Bênçãos e pandemia são em si mesmas realidades incongruentes.

Como podemos pensar em bênçãos se todos os dias estamos a viver com o luto de pastores, de pessoas ativas e queridas? E como acréscimo da dor, nem podemos dar um abraço apertado no último adeus.

Como pensar em bênçãos se muitas Igrejas estão a quebrar? Pastores estão com seus proventos prejudicados, muitos missionários padecem com o aumento do dólar e perda de algum mantenedor, as reuniões são limitadíssimas.

No entanto, tem acontecido uma volta à essência do Evangelho, de maneira dura. A mensagem que mais nos tem consolado e, em alguns casos, a única que pode ainda nos trazer esperança é a mensagem da vida eterna.

Não queremos olhar para a vida eterna agora. É algo interessante para “depois de amanhã”. Não queremos agora porque isso frustra os nossos projetos pessoais e sonhos.

De maneira tão dura, hoje estão mais claras as palavras de Paulo, quando defende a Ressurreição:

“Se a nossa esperança em Cristo se limita a esta vida, somos os mais infelizes de todos os homens” (1 Co. 15:19).

Nunca a mensagem da esperança por vir esteve tão viva da Igreja como um todo. “Nunca” pode ser uma “força de expressão”, mas também é aplicável às nossas lembranças.

Quando foi que a mensagem da Vida Eterna esteve tão próxima da realidade da Igreja? Em tempos de guerra, de outras pandemias e na Igreja Primitiva.

A pergunta que não pode calar é: “Estamos a reagir como a Igreja Primitiva, quando ansiava profundamente pela Segunda Vinda de Jesus?”

O que eles faziam? O que muitas Igrejas estão a fazer?

Dedicavam-se às orações.

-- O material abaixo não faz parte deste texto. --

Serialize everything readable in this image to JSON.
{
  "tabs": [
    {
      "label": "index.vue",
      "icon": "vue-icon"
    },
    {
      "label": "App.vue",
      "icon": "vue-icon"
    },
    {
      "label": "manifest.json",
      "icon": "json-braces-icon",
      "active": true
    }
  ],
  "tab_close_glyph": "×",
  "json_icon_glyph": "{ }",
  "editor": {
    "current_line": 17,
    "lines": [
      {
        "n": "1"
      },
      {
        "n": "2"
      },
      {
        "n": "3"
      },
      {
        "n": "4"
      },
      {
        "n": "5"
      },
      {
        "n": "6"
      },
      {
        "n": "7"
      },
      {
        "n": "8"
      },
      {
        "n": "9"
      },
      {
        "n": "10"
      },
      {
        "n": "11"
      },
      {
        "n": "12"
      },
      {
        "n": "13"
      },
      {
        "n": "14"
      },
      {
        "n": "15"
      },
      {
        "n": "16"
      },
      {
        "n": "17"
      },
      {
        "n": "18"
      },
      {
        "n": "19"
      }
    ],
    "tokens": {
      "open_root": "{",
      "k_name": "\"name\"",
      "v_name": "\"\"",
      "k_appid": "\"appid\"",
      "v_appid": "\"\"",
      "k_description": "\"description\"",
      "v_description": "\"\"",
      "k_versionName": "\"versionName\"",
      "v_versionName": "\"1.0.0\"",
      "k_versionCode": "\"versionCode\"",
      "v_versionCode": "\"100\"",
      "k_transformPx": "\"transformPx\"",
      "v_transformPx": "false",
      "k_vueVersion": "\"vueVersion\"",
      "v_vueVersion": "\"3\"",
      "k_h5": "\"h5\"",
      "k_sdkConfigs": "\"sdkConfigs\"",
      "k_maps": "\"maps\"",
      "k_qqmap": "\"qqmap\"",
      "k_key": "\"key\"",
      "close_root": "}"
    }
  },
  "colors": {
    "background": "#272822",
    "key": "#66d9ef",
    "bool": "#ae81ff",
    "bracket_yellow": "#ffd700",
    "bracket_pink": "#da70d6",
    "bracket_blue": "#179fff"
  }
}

As circunstâncias clamam por isso. Não mais aquelas orações que determinam, mas aquelas que se sujeitam.

Uma postura que não mais “depende de quem quer, nem quem corre, mas de Deus em usar de misericórdia” (Rm. 9:16).

O que mais faziam eles, e nós precisamos fazer?

Perseveravam na sã doutrina. E perseverar, hoje, no Evangelho, é um comprometimento profundo com Cristo, a esperança da glória, e enquanto esperamos pelo “ainda não”, estendemos as mãos.

Repartir os bens em forma de pão nunca foi tão oportuno, tão básico e tão necessário.

Até o pão de casa em casa podemos partilhar, ainda que de maneira on-line, mas a essência não se perde. O pão continua a lembrar-nos o corpo moído e o vinho segue a chamar-nos ao sangue. Já os outros pães apenas repartimos, e esperamos comer deles juntos, ainda que seja mais tarde.

O número dos que creem está a diminuir e também a aumentar. Diminui porque são muitos os que estão a ser chamados à glória eterna e porque alguns estão a desistir da caminhada. Também não deixa de ser uma varredura que deixa a Igreja vulnerável e ainda mais dependente de seu Cabeça.

Aliás, ainda que algumas Igrejas locais sucumbam, a Igreja de Cristo segue porque Ele é o Cabeça dela.

E por que aumenta o número? Por duas razões. A primeira é que há maior alcance por conta de novas estratégias e tecnologias, e a segunda é que tem caído um temor considerável sobre o povo.

E o temor, que, aliás, era uma marca na Igreja Primitiva, desenvolve empatia com a dor alheia e também uma postura de alerta sobre a transitoriedade deste mundo. Não foi esta a postura exemplar de Lutero frente à mortandade da Peste Negra?

É mesmo em meio as lágrimas que ressurge aquela esperança diferenciada: “Não vos entristeçais, como os demais, que não têm esperança” (1 Ts. 4:13). “Os demais” acabam por perceber a nossa esperança em meio às dores e muitos serão chamados a não mais “des-esperar”.

Enfim, um misto de solidariedade, empatia no sofrimento, altruísmo e esperança por vir estão a provocar, de forma dura, uma reflexão mais profunda do papel da Igreja em sua tensão entre “o já e o ainda não”.


Vacilius Lima e Mara Regina, missionários em Portugal.